BFM Business

L'armée française se dote d'une "Red Team" pour se préparer à la guerre du futur

L'armée française se dote d'une Red Team, cette équipe de 10 auteurs de science-fiction s'appuie sur des données réelles pour imaginer les conflits de demain.

Souvent, l'actualité dépasse la fiction, notamment en matière de conflits. Pour se préparer à tout, jusqu'à l'inimaginable, les militaires français font désormais appel à la Red Team Défense, un commando spécial créé à l'initiative du ministère des Armées.

Ces experts ne sont pas des guerriers qui ont forgé leur expérience sur le terrain ou dans le monde cyber. Il s'agit de dix spécialistes de la science-fiction* (auteurs, scénaristes, dessinateurs et de designers) sélectionnés parmi des centaines pour imaginer ce que pourraient être les conflits entre 2030 et 2060.

"La Red Team, c’est le symbole de l’ouverture du ministère des Armées en matière d’innovation. C’est renverser la table. Accepter de changer de perspective et de voir ses convictions bouleversées", a déclaré Florence Parly, ministre des Armées, lors de la présentation de leurs premiers travaux dévoilés lors du Digital forum innovation défense.

Créée à l'initiative du ministère des Armées, la Red Team travaille sous l’égide de l’Agence de l’innovation de défense (AID) en coopération avec l’État-major des armées (EMA), la Direction générale de l’armement (DGA) et la Direction générale des relations internationales et de la stratégie (DGRIS).
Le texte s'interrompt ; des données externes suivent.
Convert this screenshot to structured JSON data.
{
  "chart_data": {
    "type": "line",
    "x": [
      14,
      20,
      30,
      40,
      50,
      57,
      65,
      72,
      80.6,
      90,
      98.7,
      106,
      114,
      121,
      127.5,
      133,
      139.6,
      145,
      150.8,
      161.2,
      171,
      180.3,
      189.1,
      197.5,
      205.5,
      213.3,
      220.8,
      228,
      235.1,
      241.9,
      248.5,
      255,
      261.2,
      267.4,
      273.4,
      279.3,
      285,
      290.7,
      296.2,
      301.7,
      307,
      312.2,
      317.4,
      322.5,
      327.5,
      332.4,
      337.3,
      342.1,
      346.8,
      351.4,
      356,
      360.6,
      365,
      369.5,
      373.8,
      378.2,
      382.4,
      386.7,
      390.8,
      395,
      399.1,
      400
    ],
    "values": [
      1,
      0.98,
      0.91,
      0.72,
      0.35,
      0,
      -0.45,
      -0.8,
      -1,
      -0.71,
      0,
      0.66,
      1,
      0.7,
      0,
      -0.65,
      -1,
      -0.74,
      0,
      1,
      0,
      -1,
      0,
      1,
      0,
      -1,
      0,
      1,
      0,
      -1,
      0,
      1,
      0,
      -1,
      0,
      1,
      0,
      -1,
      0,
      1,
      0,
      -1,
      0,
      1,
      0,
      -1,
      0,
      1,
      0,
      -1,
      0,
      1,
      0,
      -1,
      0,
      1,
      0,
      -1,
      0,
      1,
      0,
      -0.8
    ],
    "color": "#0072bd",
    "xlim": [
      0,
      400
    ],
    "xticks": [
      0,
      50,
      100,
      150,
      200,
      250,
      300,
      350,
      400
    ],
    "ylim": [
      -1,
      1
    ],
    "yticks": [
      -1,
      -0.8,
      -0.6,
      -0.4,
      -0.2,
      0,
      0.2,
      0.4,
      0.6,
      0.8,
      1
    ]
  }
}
La population mondiale en 2050 selon la Red Team
La population mondiale en 2050 selon la Red Team © Red Team

Déréglement climatique et migrations

Cette équipe décline ses propositions en quatre saisons composés de différents scénarios en s'appuyant sur des données démographiques, climatiques, scientifiques et militaires. Les deux premiers (Les nouveaux pirates et Barbaresque 3.0) dévoilé récemment explorent les conséquences démographiques, économiques et géostratégiques provoqués par le changement climatique sous la forme de romans graphiques.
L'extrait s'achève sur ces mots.